Monday, May. 14, 1951
The Glory of the Orrery
In 1771, a college without an orrery* was as behind the times as a modern university without a cyclotron. So, for -L-229 115. 6d., the College of New Jersey bought one of the mechanical planetariums from a Philadelphia clockmaker and installed it in Nassau Hall. When it worked, students of "Natural Philosophy" watched planets on long arms circle about a 4 ft. universe. The sun and moon moved in their appointed orbits; hands pointed to the proper phase of the zodiac marked on a brass ring that encircled the painted, deep-blue sky. Near the top, an inset dial indicated the day, the year and the hour. To Scottish-born John Witherspoon, Presbyterian theologian and sixth president of the college, the ornate mechanism both illustrated the majesty of the Lord's work and satisfied scientific inquiry.

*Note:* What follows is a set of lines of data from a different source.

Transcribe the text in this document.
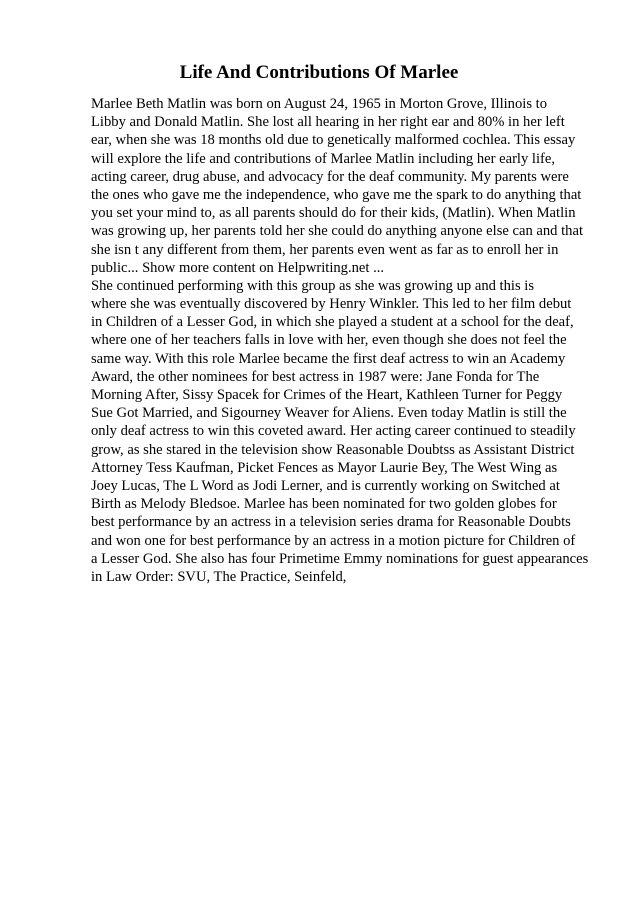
Life And Contributions Of Marlee
Marlee Beth Matlin was born on August 24, 1965 in Morton Grove, Illinois to
Libby and Donald Matlin. She lost all hearing in her right ear and 80% in her left
ear, when she was 18 months old due to genetically malformed cochlea. This essay
will explore the life and contributions of Marlee Matlin including her early life,
acting career, drug abuse, and advocacy for the deaf community. My parents were
the ones who gave me the independence, who gave me the spark to do anything that
you set your mind to, as all parents should do for their kids, (Matlin). When Matlin
was growing up, her parents told her she could do anything anyone else can and that
she isn t any different from them, her parents even went as far as to enroll her in
public... Show more content on Helpwriting.net ...
She continued performing with this group as she was growing up and this is
where she was eventually discovered by Henry Winkler. This led to her film debut
in Children of a Lesser God, in which she played a student at a school for the deaf,
where one of her teachers falls in love with her, even though she does not feel the
same way. With this role Marlee became the first deaf actress to win an Academy
Award, the other nominees for best actress in 1987 were: Jane Fonda for The
Morning After, Sissy Spacek for Crimes of the Heart, Kathleen Turner for Peggy
Sue Got Married, and Sigourney Weaver for Aliens. Even today Matlin is still the
only deaf actress to win this coveted award. Her acting career continued to steadily
grow, as she stared in the television show Reasonable Doubtss as Assistant District
Attorney Tess Kaufman, Picket Fences as Mayor Laurie Bey, The West Wing as
Joey Lucas, The L Word as Jodi Lerner, and is currently working on Switched at
Birth as Melody Bledsoe. Marlee has been nominated for two golden globes for
best performance by an actress in a television series drama for Reasonable Doubts
and won one for best performance by an actress in a motion picture for Children of
a Lesser God. She also has four Primetime Emmy nominations for guest appearances
in Law Order: SVU, The Practice, Seinfeld,
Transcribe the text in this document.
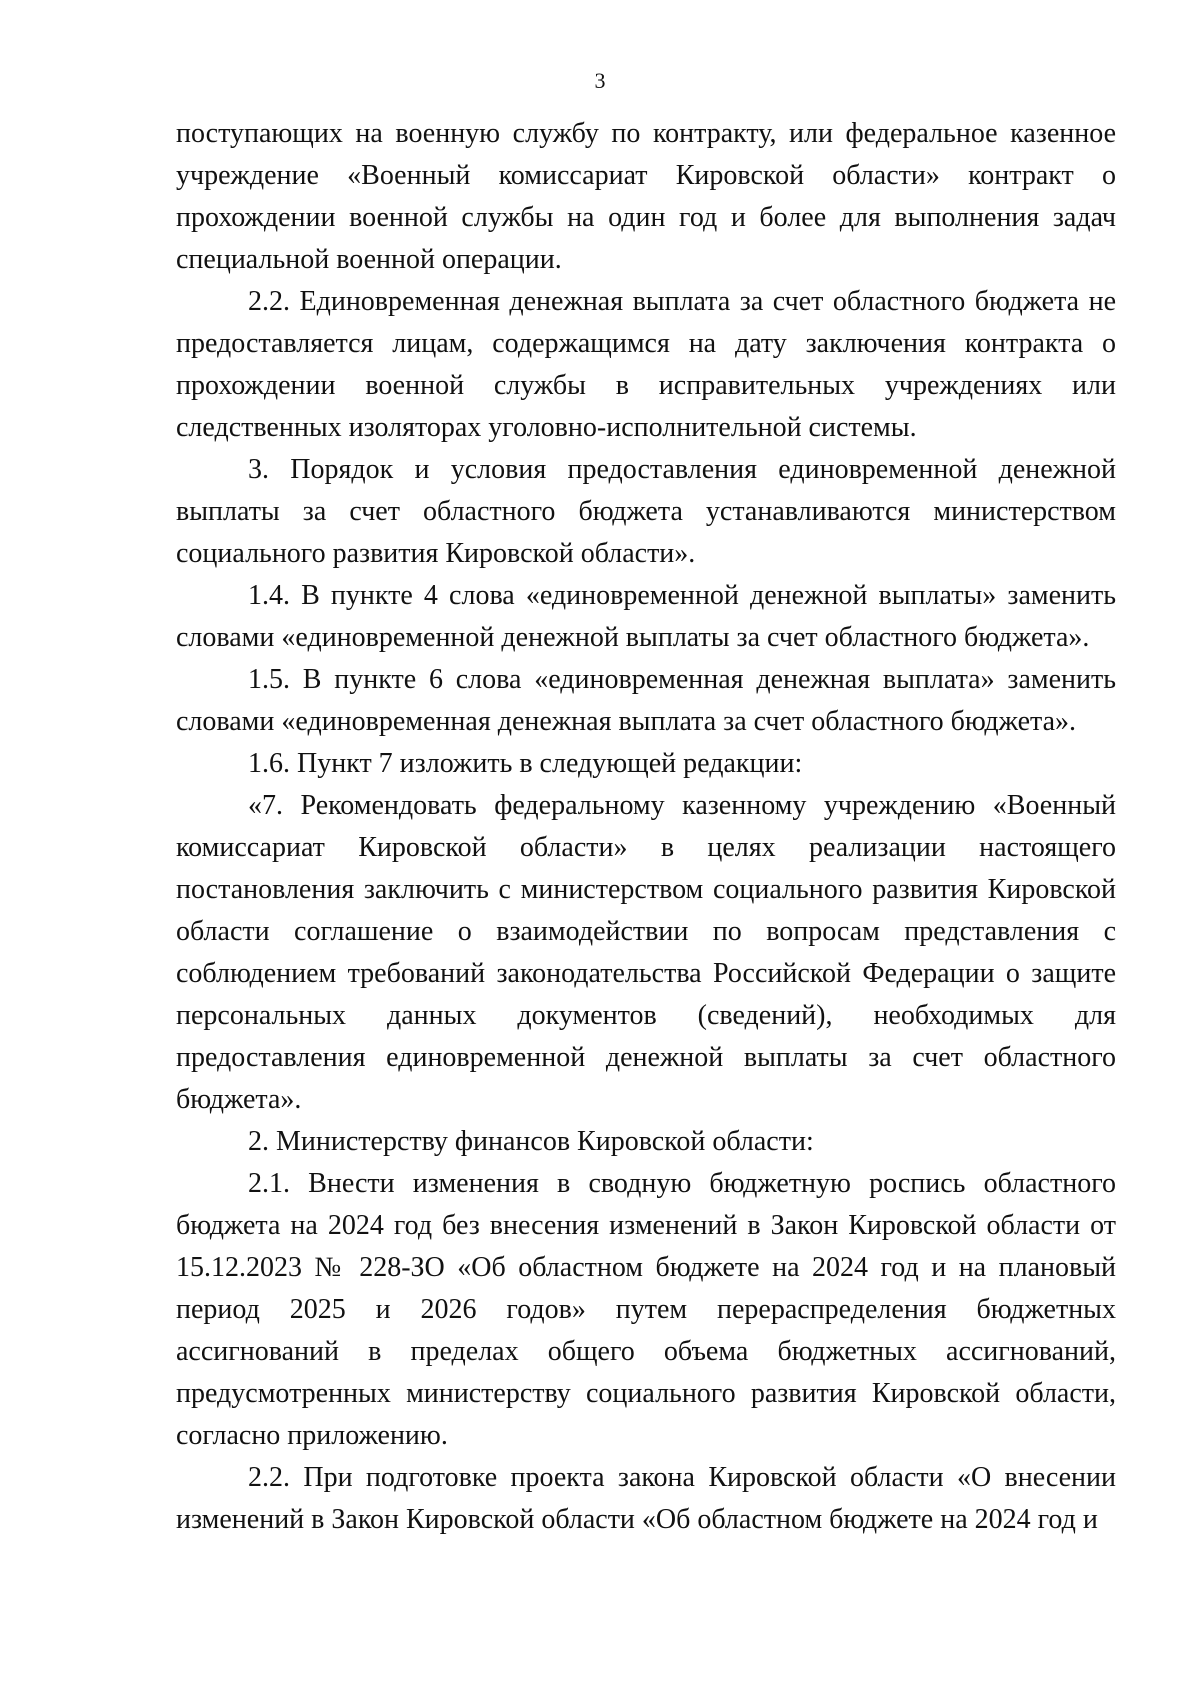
3

поступающих на военную службу по контракту, или федеральное казенное учреждение «Военный комиссариат Кировской области» контракт о прохождении военной службы на один год и более для выполнения задач специальной военной операции.

2.2. Единовременная денежная выплата за счет областного бюджета не предоставляется лицам, содержащимся на дату заключения контракта о прохождении военной службы в исправительных учреждениях или следственных изоляторах уголовно-исполнительной системы.

3. Порядок и условия предоставления единовременной денежной выплаты за счет областного бюджета устанавливаются министерством социального развития Кировской области».

1.4. В пункте 4 слова «единовременной денежной выплаты» заменить словами «единовременной денежной выплаты за счет областного бюджета».

1.5. В пункте 6 слова «единовременная денежная выплата» заменить словами «единовременная денежная выплата за счет областного бюджета».

1.6. Пункт 7 изложить в следующей редакции:

«7. Рекомендовать федеральному казенному учреждению «Военный комиссариат Кировской области» в целях реализации настоящего постановления заключить с министерством социального развития Кировской области соглашение о взаимодействии по вопросам представления с соблюдением требований законодательства Российской Федерации о защите персональных данных документов (сведений), необходимых для предоставления единовременной денежной выплаты за счет областного бюджета».

2. Министерству финансов Кировской области:

2.1. Внести изменения в сводную бюджетную роспись областного бюджета на 2024 год без внесения изменений в Закон Кировской области от 15.12.2023 № 228-ЗО «Об областном бюджете на 2024 год и на плановый период 2025 и 2026 годов» путем перераспределения бюджетных ассигнований в пределах общего объема бюджетных ассигнований, предусмотренных министерству социального развития Кировской области, согласно приложению.

2.2. При подготовке проекта закона Кировской области «О внесении изменений в Закон Кировской области «Об областном бюджете на 2024 год и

But the glory of the New Jersey orrery was short-lived. During the Revolution, the troops of King George almost "liberated" it as a trophy of war. Then American militia, who thought the funny little wheels made "handsome curiosities," ravaged its clockwork. At the turn of the century, loyal students rescued it from a fire that destroyed the books in the college library, only to have a later generation deface it with penciled signatures.

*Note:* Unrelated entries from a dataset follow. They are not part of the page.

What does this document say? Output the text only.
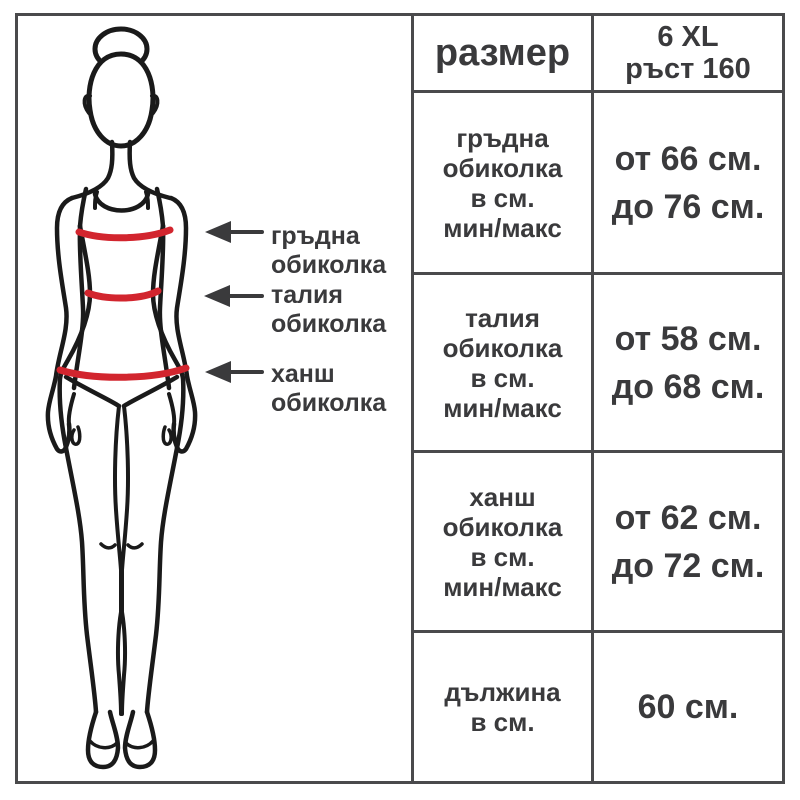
гръдна
обиколка
талия
обиколка
ханш
обиколка
размер	6 XL
ръст 160
гръдна
обиколка
в см.
мин/макс
от 66 см.
до 76 см.
талия
обиколка
в см.
мин/макс
от 58 см.
до 68 см.
ханш
обиколка
в см.
мин/макс
от 62 см.
до 72 см.
дължина
в см.	60 см.
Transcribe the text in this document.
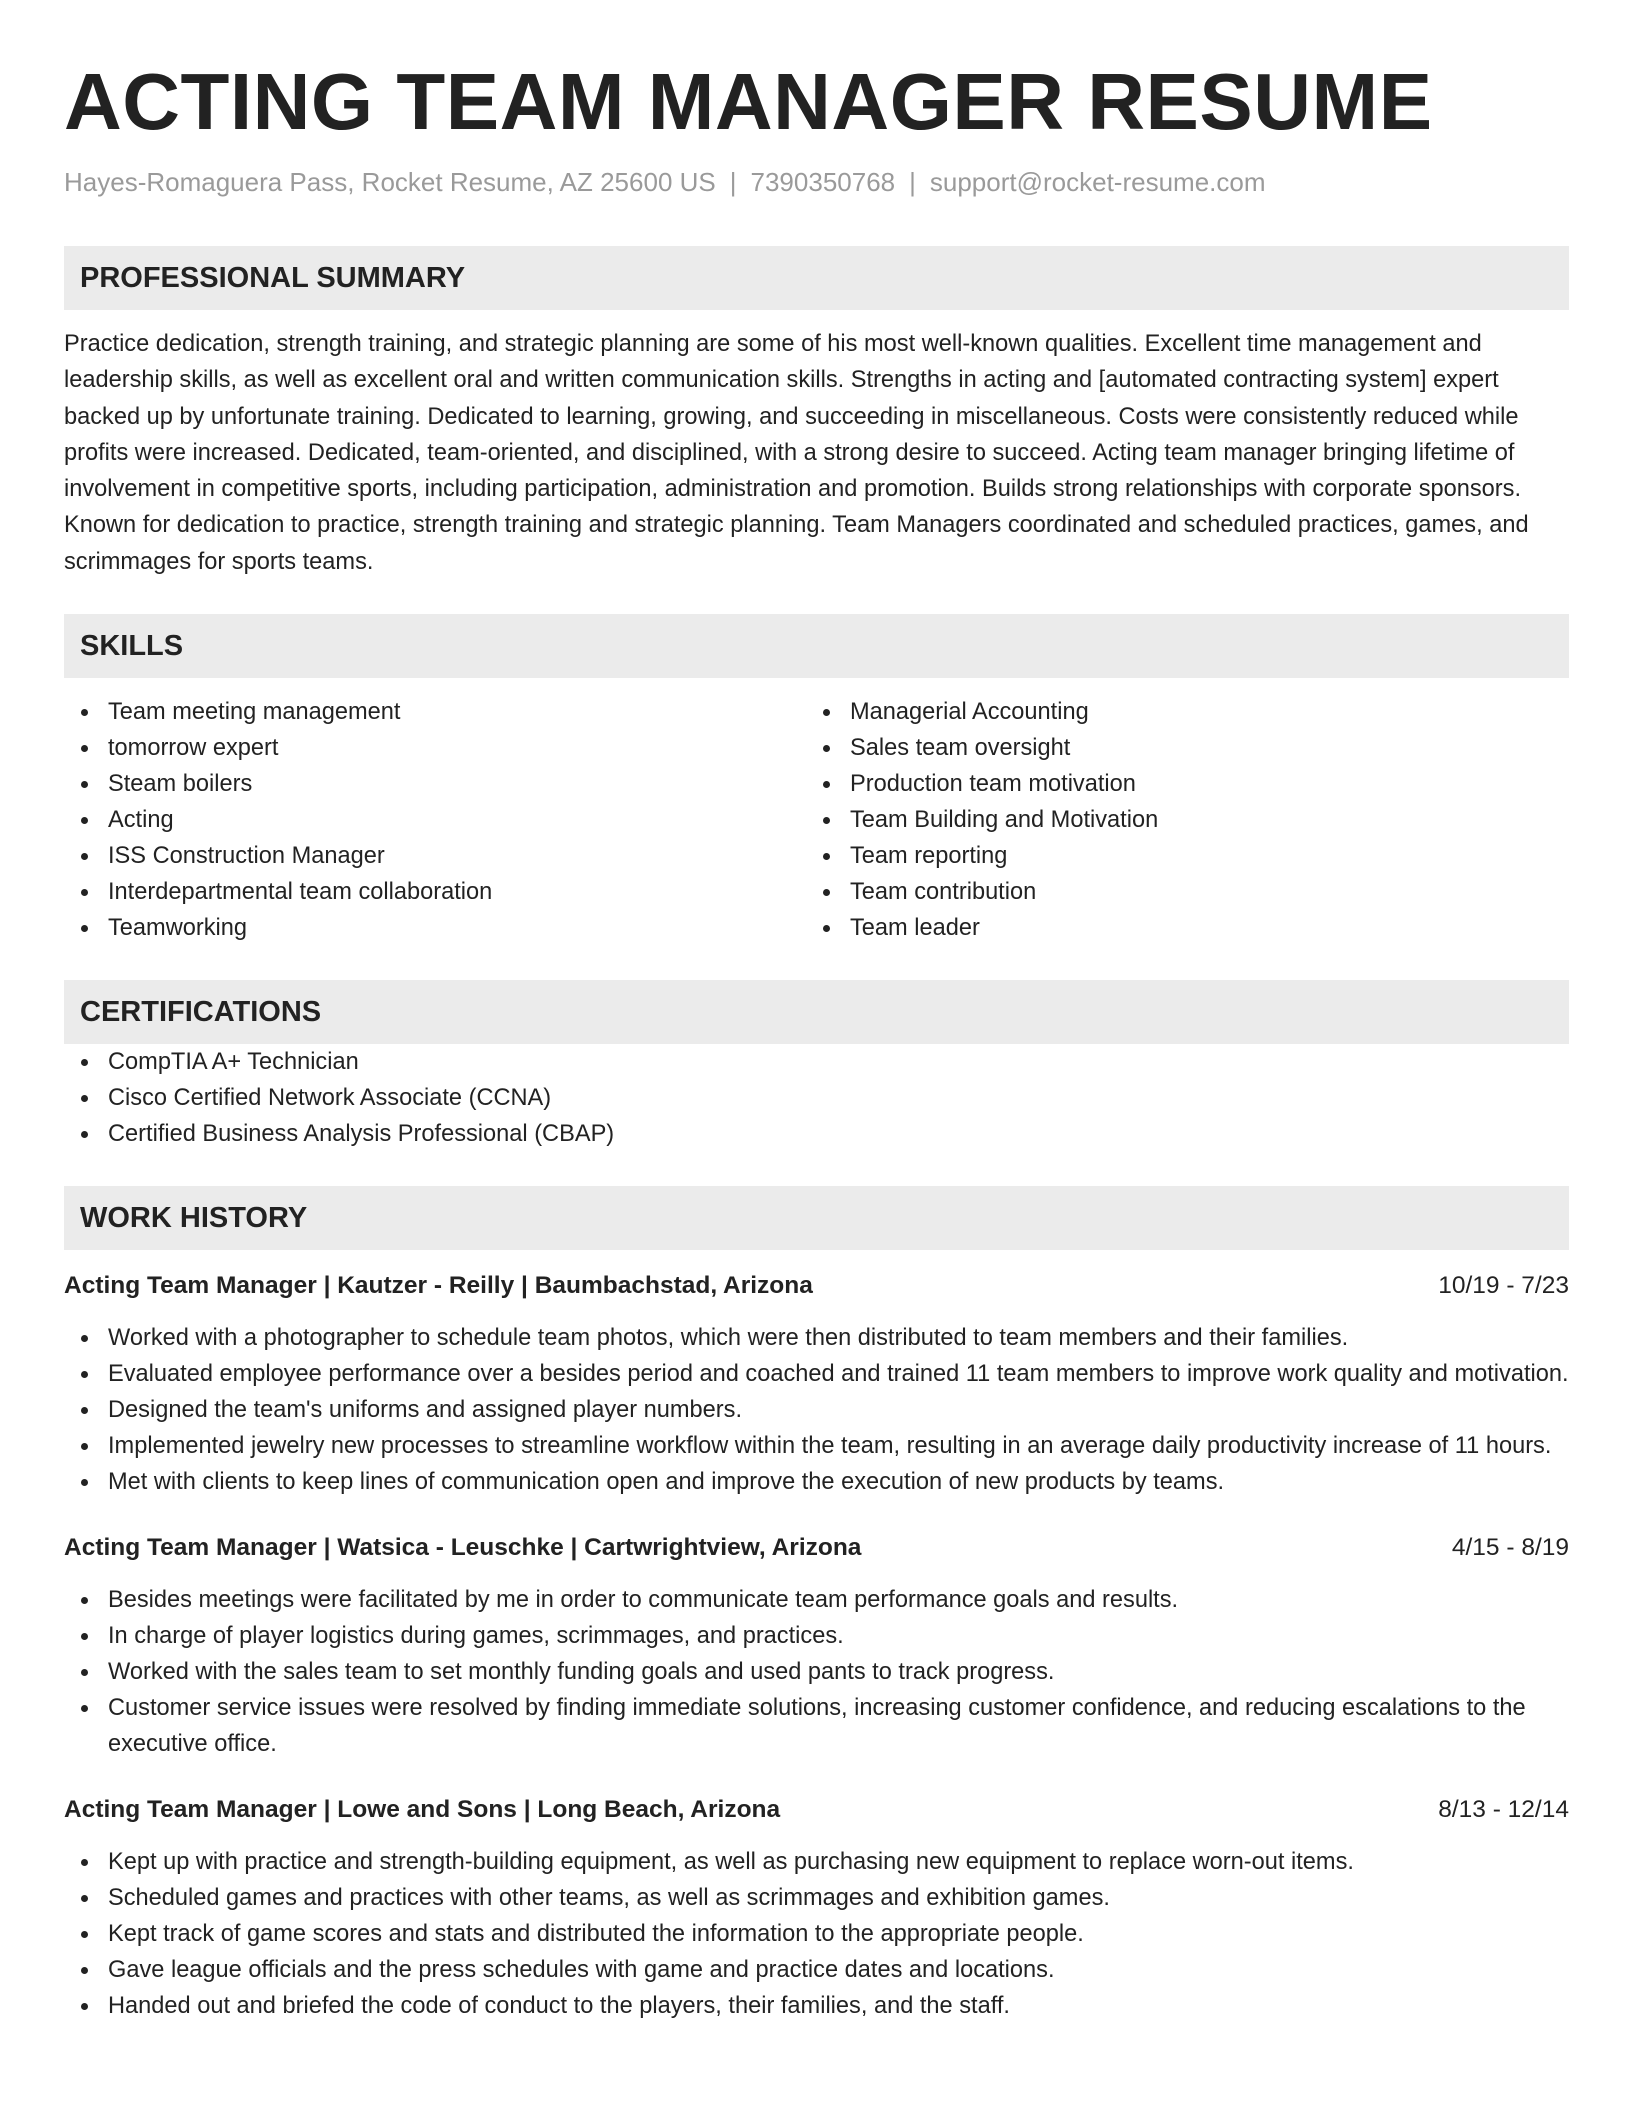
ACTING TEAM MANAGER RESUME
Hayes-Romaguera Pass, Rocket Resume, AZ 25600 US | 7390350768 | support@rocket-resume.com
PROFESSIONAL SUMMARY

Practice dedication, strength training, and strategic planning are some of his most well-known qualities. Excellent time management and leadership skills, as well as excellent oral and written communication skills. Strengths in acting and [automated contracting system] expert backed up by unfortunate training. Dedicated to learning, growing, and succeeding in miscellaneous. Costs were consistently reduced while profits were increased. Dedicated, team-oriented, and disciplined, with a strong desire to succeed. Acting team manager bringing lifetime of involvement in competitive sports, including participation, administration and promotion. Builds strong relationships with corporate sponsors. Known for dedication to practice, strength training and strategic planning. Team Managers coordinated and scheduled practices, games, and scrimmages for sports teams.

SKILLS
Team meeting management
tomorrow expert
Steam boilers
Acting
ISS Construction Manager
Interdepartmental team collaboration
Teamworking
Managerial Accounting
Sales team oversight
Production team motivation
Team Building and Motivation
Team reporting
Team contribution
Team leader
CERTIFICATIONS
CompTIA A+ Technician
Cisco Certified Network Associate (CCNA)
Certified Business Analysis Professional (CBAP)
WORK HISTORY
Acting Team Manager | Kautzer - Reilly | Baumbachstad, Arizona	10/19 - 7/23
Worked with a photographer to schedule team photos, which were then distributed to team members and their families.
Evaluated employee performance over a besides period and coached and trained 11 team members to improve work quality and motivation.
Designed the team's uniforms and assigned player numbers.
Implemented jewelry new processes to streamline workflow within the team, resulting in an average daily productivity increase of 11 hours.
Met with clients to keep lines of communication open and improve the execution of new products by teams.
Acting Team Manager | Watsica - Leuschke | Cartwrightview, Arizona	4/15 - 8/19
Besides meetings were facilitated by me in order to communicate team performance goals and results.
In charge of player logistics during games, scrimmages, and practices.
Worked with the sales team to set monthly funding goals and used pants to track progress.
Customer service issues were resolved by finding immediate solutions, increasing customer confidence, and reducing escalations to the executive office.
Acting Team Manager | Lowe and Sons | Long Beach, Arizona	8/13 - 12/14
Kept up with practice and strength-building equipment, as well as purchasing new equipment to replace worn-out items.
Scheduled games and practices with other teams, as well as scrimmages and exhibition games.
Kept track of game scores and stats and distributed the information to the appropriate people.
Gave league officials and the press schedules with game and practice dates and locations.
Handed out and briefed the code of conduct to the players, their families, and the staff.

Somehow, as the College of New Jersey grew up into Princeton University, the once-famed instrument disappeared. Not until last year was it rediscovered in the dusty basement of McCosh Hall. On display last week in Princeton's handsome new library, the antique wreck still puzzles Princeton's learned faculty. Not quite sure what to do with the astronomical marvel, Princeton's astronomers have not yet discovered how to make it perform.
* A model of the solar system, designed about 1700 by George Graham, an English clockmaker, and named after Charles Boyle, fourth Earl of Orrery.